Lytham sand traps lie in wait for those who stray off course
Should he again find sand off the 18th tee at Royal Lytham & St Annes in this week’s British Open, he will do well to extricate his ball with a wedge!
Avoiding the traps at Lytham, all 206 of them, will be crucial to deciding the 141st champion, with those at the 413-yard 18th hole set to play a key role.
Lytham is far from the most picturesque course on the British Open rota, surrounded by a railway line on one side and row after row of red brick houses just about everywhere else. It is also a little on the short side at 7,118 yards, par 70. However, accuracy is everything because of the string of treacherous bunkers averaging more than 11 per hole that line every fairway and protect all 18 greens.
And that’s where the 18th shows it’s teeth. Miss the fairway to the right off the tee and you will catch one of four traps. Even more penal are the three pot bunkers craftily located 280 yards out on the left.
There are another seven surrounding the green under the imposing clubhouse which along with the massive grandstands create a dramatic amphitheatre effect.
In the 1958 British Open, the great Irish golfer Christy O’Connor Senior arrived on the 18th tee at Lytham needing a birdie to win, a par to tie and his failure to sign for either has always been the great regret of an illustrious career. The final two rounds were played on the same day at the time and O’Connor, in the group immediately behind Peter Thomson, has often claimed that the Australian’s slow play cost him the title.
“I was aware of the bunkers on the left so I decided not to take a chance with my driver and played my three-wood for safety,” O’Connor explained. “I was happy with the shot and even though I couldn’t see the finish of the ball because of the crowd, I was satisfied that I was on the fairway and in very good shape.

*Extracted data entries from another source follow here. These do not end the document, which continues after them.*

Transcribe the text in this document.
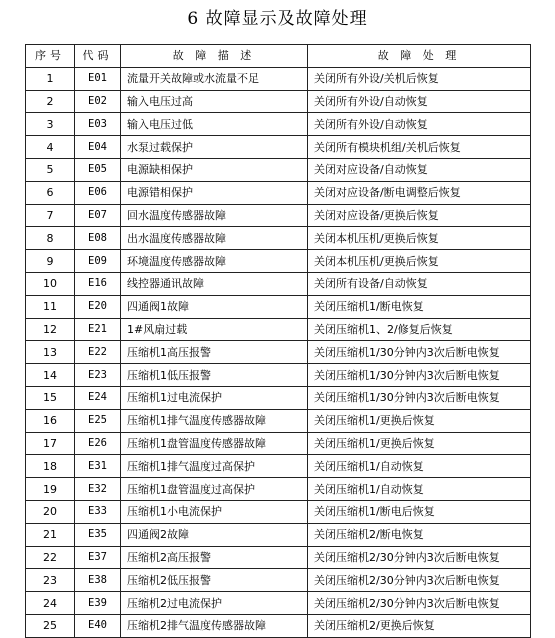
6 故障显示及故障处理
序号	代码	故 障 描 述	故 障 处 理
1	E01	流量开关故障或水流量不足	关闭所有外设/关机后恢复
2	E02	输入电压过高	关闭所有外设/自动恢复
3	E03	输入电压过低	关闭所有外设/自动恢复
4	E04	水泵过载保护	关闭所有模块机组/关机后恢复
5	E05	电源缺相保护	关闭对应设备/自动恢复
6	E06	电源错相保护	关闭对应设备/断电调整后恢复
7	E07	回水温度传感器故障	关闭对应设备/更换后恢复
8	E08	出水温度传感器故障	关闭本机压机/更换后恢复
9	E09	环境温度传感器故障	关闭本机压机/更换后恢复
10	E16	线控器通讯故障	关闭所有设备/自动恢复
11	E20	四通阀1故障	关闭压缩机1/断电恢复
12	E21	1#风扇过载	关闭压缩机1、2/修复后恢复
13	E22	压缩机1高压报警	关闭压缩机1/30分钟内3次后断电恢复
14	E23	压缩机1低压报警	关闭压缩机1/30分钟内3次后断电恢复
15	E24	压缩机1过电流保护	关闭压缩机1/30分钟内3次后断电恢复
16	E25	压缩机1排气温度传感器故障	关闭压缩机1/更换后恢复
17	E26	压缩机1盘管温度传感器故障	关闭压缩机1/更换后恢复
18	E31	压缩机1排气温度过高保护	关闭压缩机1/自动恢复
19	E32	压缩机1盘管温度过高保护	关闭压缩机1/自动恢复
20	E33	压缩机1小电流保护	关闭压缩机1/断电后恢复
21	E35	四通阀2故障	关闭压缩机2/断电恢复
22	E37	压缩机2高压报警	关闭压缩机2/30分钟内3次后断电恢复
23	E38	压缩机2低压报警	关闭压缩机2/30分钟内3次后断电恢复
24	E39	压缩机2过电流保护	关闭压缩机2/30分钟内3次后断电恢复
25	E40	压缩机2排气温度传感器故障	关闭压缩机2/更换后恢复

“What a disappointment it was when I reached the ball and found it bunkered and in a bad lie. I had no option but to splash out and hope for a chip and putt to get into a play-off. My pitch went past the hole and the putt stopped on the lip. I had lost my great chance of victory and it wasn’t all my fault, while Thomson went on to beat Dave Thomas in a play-off.”

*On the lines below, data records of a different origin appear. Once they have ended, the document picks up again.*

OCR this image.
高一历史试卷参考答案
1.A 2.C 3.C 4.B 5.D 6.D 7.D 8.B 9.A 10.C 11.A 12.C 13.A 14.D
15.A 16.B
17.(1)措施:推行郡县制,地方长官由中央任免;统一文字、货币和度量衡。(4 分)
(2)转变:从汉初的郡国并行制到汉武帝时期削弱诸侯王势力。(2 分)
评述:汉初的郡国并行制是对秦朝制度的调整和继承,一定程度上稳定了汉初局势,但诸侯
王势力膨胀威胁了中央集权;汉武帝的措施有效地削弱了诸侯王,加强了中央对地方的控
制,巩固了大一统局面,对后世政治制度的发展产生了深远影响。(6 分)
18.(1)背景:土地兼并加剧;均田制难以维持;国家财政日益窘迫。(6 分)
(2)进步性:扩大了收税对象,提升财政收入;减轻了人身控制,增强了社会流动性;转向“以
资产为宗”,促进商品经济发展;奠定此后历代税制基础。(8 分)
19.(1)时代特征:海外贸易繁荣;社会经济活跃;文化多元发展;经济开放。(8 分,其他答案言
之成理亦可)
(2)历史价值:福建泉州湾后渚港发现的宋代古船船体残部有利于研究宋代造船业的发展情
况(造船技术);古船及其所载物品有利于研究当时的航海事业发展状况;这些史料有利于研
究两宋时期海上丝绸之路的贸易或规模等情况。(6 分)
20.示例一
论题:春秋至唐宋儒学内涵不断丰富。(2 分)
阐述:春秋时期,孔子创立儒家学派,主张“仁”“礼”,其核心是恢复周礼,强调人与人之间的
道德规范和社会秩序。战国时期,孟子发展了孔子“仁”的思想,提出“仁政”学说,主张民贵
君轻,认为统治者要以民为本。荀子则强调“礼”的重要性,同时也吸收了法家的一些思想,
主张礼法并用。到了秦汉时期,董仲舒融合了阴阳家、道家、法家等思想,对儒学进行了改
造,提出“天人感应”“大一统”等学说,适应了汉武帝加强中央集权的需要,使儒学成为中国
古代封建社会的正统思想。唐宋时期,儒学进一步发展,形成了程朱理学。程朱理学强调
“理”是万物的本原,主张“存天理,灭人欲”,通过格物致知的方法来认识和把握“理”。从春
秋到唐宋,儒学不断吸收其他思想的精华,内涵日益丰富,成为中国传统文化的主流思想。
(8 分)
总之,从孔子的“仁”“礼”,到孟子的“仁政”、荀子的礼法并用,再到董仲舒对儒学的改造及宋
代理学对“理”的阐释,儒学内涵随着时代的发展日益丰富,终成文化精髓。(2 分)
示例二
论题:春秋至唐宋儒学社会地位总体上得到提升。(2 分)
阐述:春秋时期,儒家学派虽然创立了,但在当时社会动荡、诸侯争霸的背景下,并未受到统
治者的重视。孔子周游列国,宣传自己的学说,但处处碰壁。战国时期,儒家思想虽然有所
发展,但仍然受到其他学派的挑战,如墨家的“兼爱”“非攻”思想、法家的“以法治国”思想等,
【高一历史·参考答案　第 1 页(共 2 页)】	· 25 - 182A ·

That’s about as near as an Irishman has come to winning the British Open at Lytham.
Darren Clarke tied for 11th in 1996 and for third in 2001, with Pádraig Harrington 18th and 37th respectively in each of those two years.
The other four in contention this week, Graeme McDowell, Rory McIlroy, Michael Hoey and Alan Dunbar, will be contesting a Lytham British Open for the first time.
Clarke has played 21 British Opens and is, of course, the reigning champion and has three other top-seven finishes to his credit. Harrington (teeing it up for the 16th time) won back-to-back titles in 2007 and ’08 and has twice come home in a share of fifth. McDowell (eight British Opens) has a best finish of 11th while McIlroy was third two years ago. Hoey missed the cut in his only appearance as an amateur in 2001 while Dunbar, a rookie, will take encouragement from the fact the first Lytham champion never joined the paid ranks — the immortal Bobby Jones in 1926.
The week promises to be a golf course of two halves. Thirty on the outward nine has been broken in previous British Opens — most memorably by Paul McGinley in 1996 when he aced the ninth to turn in 29 — but the back nine can be a fearsome proposition and many will struggle to match the par of 35.